Kurabiye, kek gibi tatlıları yeme isteği; ekmek, pilav, makarna gibi tahılları canımızın çekmesiyle benzerlik gösterir. Her iki grup da, yatıştırıcı etkiye sebep olan, karbonhidratı yüksek miktarda içermesidir. Bu besinleri birbirinden ayıran KİLİT NOKTA; karbonhidrattan aldığımız tadın tatlı mı yoksa tuzlu mu olduğudur. Ekmek gibi daha tuzlu besinlere karşı koymak; kek, kurabiye, turta gibi tatlı besinlere karşı koymaktan genellikle daha kolaydır. Tatlı besinleri tüketme isteğinin daha güçlü olması, çocukluğumuzdan bu yana tatlı ve şekerleme gibi yiyeceklerle ödüllendirilmenize dayanıyor olabilir. Bu yiyecekler; şekerli, doygun yapıda ve tıpkı bir sakız gibi kremsi dokusuyla ağız içinde yumuşak bir tabaka olarak kaplanır. Birine sarıldığınızda yaşadığınız huzuru ve temas kurmanın güvenini size hissettirir. Temas kurma ve sarılma isteği duyulan anlarda bu grup besinlere daha fazla yöneldiğinizi görebilirsiniz.
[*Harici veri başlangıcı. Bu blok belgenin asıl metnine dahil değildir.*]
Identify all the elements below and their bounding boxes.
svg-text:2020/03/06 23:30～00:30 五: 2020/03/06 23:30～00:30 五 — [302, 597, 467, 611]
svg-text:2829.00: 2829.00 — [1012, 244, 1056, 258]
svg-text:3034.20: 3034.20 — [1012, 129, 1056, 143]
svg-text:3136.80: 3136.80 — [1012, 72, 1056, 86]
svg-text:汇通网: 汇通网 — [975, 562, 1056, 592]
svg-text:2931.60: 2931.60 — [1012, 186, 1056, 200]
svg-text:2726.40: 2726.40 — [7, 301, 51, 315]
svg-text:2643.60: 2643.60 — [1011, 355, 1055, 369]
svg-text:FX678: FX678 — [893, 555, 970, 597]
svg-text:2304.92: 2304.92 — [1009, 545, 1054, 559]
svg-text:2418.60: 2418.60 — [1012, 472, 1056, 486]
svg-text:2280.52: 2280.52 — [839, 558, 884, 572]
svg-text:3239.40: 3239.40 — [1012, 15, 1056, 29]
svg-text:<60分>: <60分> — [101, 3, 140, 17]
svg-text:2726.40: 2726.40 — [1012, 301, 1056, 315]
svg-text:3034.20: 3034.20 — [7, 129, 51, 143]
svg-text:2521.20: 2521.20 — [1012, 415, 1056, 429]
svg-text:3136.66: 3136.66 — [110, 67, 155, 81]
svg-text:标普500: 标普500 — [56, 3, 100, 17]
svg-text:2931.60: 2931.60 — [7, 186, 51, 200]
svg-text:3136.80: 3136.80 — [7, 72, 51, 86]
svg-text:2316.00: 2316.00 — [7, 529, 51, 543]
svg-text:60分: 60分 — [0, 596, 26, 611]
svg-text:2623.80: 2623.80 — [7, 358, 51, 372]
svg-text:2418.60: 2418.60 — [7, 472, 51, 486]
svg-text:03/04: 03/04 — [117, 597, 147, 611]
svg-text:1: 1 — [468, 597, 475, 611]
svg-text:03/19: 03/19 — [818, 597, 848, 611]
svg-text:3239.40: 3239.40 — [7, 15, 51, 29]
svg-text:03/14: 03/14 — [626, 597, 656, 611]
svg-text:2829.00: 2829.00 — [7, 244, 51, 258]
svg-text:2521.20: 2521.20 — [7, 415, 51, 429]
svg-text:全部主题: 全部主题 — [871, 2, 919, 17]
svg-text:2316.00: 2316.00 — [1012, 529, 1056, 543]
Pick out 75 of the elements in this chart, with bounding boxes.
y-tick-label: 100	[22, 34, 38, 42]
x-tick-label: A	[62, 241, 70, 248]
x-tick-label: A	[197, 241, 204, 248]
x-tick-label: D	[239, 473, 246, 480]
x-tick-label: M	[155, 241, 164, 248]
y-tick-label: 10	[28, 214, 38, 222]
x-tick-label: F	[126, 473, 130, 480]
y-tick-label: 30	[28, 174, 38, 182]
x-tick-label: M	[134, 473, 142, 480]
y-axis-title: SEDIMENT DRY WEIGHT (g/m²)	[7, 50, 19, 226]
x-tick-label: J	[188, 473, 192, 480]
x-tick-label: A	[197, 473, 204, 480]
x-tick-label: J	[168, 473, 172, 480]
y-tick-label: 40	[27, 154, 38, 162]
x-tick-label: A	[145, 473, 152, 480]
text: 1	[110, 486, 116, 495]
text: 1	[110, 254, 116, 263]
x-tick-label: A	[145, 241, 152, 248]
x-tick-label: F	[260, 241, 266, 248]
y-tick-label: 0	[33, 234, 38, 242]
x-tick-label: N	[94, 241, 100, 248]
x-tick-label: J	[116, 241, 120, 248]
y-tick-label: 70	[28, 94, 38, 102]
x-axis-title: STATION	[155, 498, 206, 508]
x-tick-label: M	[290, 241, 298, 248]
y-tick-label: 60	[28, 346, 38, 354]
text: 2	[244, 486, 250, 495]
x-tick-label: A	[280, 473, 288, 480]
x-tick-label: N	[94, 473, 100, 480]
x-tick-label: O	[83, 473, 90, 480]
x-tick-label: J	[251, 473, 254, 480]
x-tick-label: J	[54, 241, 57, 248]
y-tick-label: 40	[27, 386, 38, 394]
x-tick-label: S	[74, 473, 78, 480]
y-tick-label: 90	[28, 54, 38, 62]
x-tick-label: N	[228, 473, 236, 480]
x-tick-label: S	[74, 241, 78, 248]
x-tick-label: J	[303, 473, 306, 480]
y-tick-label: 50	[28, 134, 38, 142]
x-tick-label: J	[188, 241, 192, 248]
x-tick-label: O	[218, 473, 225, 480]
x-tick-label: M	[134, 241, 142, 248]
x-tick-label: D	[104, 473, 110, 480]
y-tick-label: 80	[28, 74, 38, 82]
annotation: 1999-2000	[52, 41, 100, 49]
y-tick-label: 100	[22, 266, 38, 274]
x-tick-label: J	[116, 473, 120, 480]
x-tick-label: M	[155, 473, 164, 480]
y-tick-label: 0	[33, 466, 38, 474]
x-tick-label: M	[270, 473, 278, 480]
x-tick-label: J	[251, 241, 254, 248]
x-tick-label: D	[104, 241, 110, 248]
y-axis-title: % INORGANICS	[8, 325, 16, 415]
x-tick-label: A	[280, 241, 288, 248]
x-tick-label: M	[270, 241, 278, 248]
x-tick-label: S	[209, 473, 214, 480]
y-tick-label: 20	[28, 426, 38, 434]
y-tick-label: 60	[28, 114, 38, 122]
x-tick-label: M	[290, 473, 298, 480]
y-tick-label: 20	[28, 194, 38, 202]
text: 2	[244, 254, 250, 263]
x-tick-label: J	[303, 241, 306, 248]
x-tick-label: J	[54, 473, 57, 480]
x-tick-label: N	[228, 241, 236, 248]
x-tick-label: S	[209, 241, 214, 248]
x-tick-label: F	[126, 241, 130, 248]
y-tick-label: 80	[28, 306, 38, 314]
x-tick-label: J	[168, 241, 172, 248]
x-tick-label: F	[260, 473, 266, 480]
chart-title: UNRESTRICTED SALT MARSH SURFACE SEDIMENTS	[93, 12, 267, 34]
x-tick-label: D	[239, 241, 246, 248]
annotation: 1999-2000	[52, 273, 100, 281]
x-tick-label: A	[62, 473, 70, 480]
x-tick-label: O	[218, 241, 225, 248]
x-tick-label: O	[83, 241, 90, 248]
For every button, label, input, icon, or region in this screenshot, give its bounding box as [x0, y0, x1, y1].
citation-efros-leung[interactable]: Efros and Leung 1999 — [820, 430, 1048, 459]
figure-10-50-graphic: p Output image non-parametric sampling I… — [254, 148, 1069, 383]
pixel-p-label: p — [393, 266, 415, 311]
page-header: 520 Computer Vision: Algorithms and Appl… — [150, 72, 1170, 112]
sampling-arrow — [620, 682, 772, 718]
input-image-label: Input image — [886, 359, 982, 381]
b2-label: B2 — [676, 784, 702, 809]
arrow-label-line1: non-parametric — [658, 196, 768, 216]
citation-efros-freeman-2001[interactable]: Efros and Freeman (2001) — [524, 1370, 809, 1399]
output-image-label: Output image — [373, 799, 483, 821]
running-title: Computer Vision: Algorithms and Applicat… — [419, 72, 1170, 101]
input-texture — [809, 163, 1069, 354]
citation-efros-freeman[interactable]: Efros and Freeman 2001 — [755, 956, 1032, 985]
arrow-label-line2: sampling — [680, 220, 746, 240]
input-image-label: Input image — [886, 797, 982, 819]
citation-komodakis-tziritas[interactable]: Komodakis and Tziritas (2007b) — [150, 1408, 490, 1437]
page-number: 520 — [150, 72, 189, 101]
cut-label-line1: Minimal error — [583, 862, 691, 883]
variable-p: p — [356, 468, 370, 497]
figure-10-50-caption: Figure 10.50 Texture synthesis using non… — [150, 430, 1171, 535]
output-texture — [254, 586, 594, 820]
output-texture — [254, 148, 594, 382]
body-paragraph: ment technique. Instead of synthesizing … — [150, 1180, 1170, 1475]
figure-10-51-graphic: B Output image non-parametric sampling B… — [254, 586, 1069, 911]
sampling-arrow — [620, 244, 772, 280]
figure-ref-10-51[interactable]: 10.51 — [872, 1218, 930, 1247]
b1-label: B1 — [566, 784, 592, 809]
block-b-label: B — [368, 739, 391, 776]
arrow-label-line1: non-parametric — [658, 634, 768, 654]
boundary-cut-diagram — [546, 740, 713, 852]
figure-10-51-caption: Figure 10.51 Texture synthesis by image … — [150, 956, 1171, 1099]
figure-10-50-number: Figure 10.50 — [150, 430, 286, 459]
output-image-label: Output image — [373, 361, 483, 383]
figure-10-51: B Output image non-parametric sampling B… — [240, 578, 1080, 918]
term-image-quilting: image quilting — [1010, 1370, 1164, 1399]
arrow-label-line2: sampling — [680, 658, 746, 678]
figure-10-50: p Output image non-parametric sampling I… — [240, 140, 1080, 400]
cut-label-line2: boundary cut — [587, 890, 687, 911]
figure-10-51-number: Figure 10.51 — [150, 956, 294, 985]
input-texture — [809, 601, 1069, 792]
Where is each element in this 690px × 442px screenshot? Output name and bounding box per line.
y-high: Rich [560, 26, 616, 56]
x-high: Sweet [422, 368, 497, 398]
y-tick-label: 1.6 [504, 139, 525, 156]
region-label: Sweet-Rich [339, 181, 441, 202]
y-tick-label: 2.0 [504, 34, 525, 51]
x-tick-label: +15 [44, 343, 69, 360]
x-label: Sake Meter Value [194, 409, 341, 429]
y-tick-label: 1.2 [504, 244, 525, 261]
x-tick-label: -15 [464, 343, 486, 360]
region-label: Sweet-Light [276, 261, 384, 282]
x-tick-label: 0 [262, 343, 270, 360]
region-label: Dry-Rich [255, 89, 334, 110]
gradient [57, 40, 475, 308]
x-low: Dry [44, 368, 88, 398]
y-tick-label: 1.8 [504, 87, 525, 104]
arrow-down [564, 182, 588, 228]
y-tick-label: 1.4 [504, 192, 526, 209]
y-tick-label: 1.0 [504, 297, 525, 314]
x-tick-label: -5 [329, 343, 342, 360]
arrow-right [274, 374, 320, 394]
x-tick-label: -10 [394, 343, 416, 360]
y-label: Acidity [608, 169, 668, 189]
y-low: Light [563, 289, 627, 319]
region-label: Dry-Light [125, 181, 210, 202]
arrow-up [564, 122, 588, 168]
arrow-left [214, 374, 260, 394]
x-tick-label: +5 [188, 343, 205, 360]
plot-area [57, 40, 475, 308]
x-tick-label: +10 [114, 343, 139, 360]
YAĞ ORANI YÜKSEK YİYECEKLER-İÇİMİZDEKİ BOŞLUĞU DOLDURMAK

Çabucak sindirilen sebze meyve gibi besinlerden farklı olarak, yağlı besinler daha geç sindirilir. Geç sindirim ise yemeğin midenizde daha uzun süre kalıyor olması anlamına gelir. Yüksek yağlı yiyecekleri yeme isteği duyan bireyler bu doluluk hissini devam ettirmek isterler; çünkü midelerinin boş kalmasından korkarlar. Mide boşalır boşalmaz da aynı döngüyü tekrarlayarak yakalanan doluluğu sürdürmek isterler. Bu durum içimizde yaşadığımız boşluğu yemek yiyerek doldurma çabasıdır. İçsel açlıkla mücadelenin adı yağlı yemeklere yönelmektir. Korkutan o büyük boşluktan kaçma çabası, yerini patates kızartması, cips, hamburger yemeye bırakır.

Vücudunuzun her bir hücresi; yaşadığımız olaylardan, hissettiğimiz duygulardan, kısacası tüm çevrenizden etkilenir.

Hissedilen duyguyu iyileştirmek için yemeklere yönelmek yerine; bu kez ihtiyaç duyduğun şeye odaklanabilirsin. Kalbine yönel ve onu sevgiyle doldur. Çünkü kalbin olumlu veya olumsuz tüm duyguların merkezidir. Aşağıdaki sorunun yanıtı, kendine en iyi şekilde yardım etmenin yolunu gösterebilir.

Duygularımı yemekle bastırmak ve tepkilerimi yediklerimle göstermek yerine,

“Şimdi ve burada yemek dışında bana yardım edebilecek asıl ihtiyaç duyduğum şey ne?”